Published on:April 2017
    Journal of Cardiovascular Disease Research, 2017; 8(2):xx-xx
    Original Article | doi:10.5530/jcdr.2017.2.xx

    Changing trends of Infective endocarditis in India: A South Indian experience


    Kundavaram Paul Prabhakar Abhilash1, Shalom Patole1, Mohan Jambugulam1, Sowmya Sathyendra1, Shubhanker Mitra1, Grace Rebekah2, Bijesh Yadav2, Balaji Veeraraghavan3, Ooriapadickal C. Abraham4

    1Department of General Medicine, Christian Medical College, Vellore,Tamil Nadu, INDIA.

    2Department of Biostatistics, Christian Medical College, Vellore,Tamil Nadu, INDIA.

    3Department of Microbiology, Christian Medical College Vellore, Tamil Nadu, INDIA.

    4Department of Medicine, Christian Medical College Vellore,Tamil Nadu, INDIA.

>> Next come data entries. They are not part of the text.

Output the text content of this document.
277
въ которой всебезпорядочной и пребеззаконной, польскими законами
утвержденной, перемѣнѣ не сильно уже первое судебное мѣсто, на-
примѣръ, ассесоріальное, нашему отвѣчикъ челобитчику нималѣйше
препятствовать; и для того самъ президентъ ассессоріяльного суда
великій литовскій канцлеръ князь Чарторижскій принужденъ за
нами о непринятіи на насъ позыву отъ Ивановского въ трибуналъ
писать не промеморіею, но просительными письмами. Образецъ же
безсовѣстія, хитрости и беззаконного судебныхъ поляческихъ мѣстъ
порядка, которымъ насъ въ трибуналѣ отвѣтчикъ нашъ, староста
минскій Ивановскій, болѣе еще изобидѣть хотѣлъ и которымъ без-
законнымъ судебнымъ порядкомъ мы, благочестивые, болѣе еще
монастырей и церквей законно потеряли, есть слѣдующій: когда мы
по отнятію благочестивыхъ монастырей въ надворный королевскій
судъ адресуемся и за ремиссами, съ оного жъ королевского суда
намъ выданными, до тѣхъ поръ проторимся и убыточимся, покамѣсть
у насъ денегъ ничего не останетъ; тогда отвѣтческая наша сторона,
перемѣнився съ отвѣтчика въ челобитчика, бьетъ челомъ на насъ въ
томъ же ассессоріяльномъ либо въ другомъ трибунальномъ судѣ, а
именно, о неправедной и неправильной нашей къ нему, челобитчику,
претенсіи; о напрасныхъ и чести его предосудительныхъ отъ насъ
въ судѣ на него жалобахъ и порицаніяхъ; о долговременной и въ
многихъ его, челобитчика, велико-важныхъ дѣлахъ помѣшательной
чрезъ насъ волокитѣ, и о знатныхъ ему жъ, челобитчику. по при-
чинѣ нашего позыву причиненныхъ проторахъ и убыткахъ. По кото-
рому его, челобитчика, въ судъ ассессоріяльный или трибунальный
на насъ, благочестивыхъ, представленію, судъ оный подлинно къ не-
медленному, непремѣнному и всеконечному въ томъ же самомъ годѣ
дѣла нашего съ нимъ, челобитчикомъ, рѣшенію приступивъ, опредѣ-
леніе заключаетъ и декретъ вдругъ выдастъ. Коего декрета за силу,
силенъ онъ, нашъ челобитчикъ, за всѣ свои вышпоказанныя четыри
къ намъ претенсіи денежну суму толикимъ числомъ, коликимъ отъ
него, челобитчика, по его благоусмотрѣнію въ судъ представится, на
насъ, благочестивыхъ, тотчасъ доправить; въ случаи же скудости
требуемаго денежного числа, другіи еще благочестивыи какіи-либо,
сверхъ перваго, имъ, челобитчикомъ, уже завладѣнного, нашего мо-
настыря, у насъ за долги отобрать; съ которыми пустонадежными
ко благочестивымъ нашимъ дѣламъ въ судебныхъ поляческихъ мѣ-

    Background: Infective endocarditis (IE) is an important cause of morbidity and mortality. The pattern of the disease in terms of the host, agent and the environment appears to be changing globally. Methods: Patients admitted to a tertiary care center in South India between 2005 and 2015 with definite IE, as confirmed by the modified Duke’s criteria were included in this retrospective analysis. We analyzed the demographic, microbiological and survival data and compared our results with similar studies done in India over the last 3 decades to assess the changing pattern of IE. Results: 172 patients were diagnosed to have definite IE based on modified Duke’s criteria. The mean age of the patients was 41.8 ± 14.2 years, and there was a male predominance (78.4%). Culture positive endocarditis was seen in 83.7 %. Streptococcus species was the predominant etiological agent (44.7%) followed by staphylococcal species (16.8%), enterococcus (9.8%) and gram negative bacteria (9.3%). Native valve endocarditis was seen in 87.8% of patients while prosthetic valve and pacemaker endocarditis was seen in 10.4% and 1.7% respectively. Mitral valve was the most commonly affected valve (52.9%), followed by the aortic valve (23.2%). Multiple valves were involved in 9.3% of patients. Vegetations on the valves were seen in 88.9% of patients. The in-hospital mortality rate was 23.8%. Infection with staphylococcal species, complications of congestive cardiac failure and septic shock were associated with a poor outcome in terms of survival. Conclusion: The disease profile of patients has undergone a change with an increase in mean age and a higher percentage of streptococcal endocarditis. The yield of blood cultures has almost doubled over the last three decades. Despite significant advances in medical technology over the last 3 decades, mortality rate remains the same.

    Key words: Infective endocarditis, India, Changing trends, Native valve endocarditis.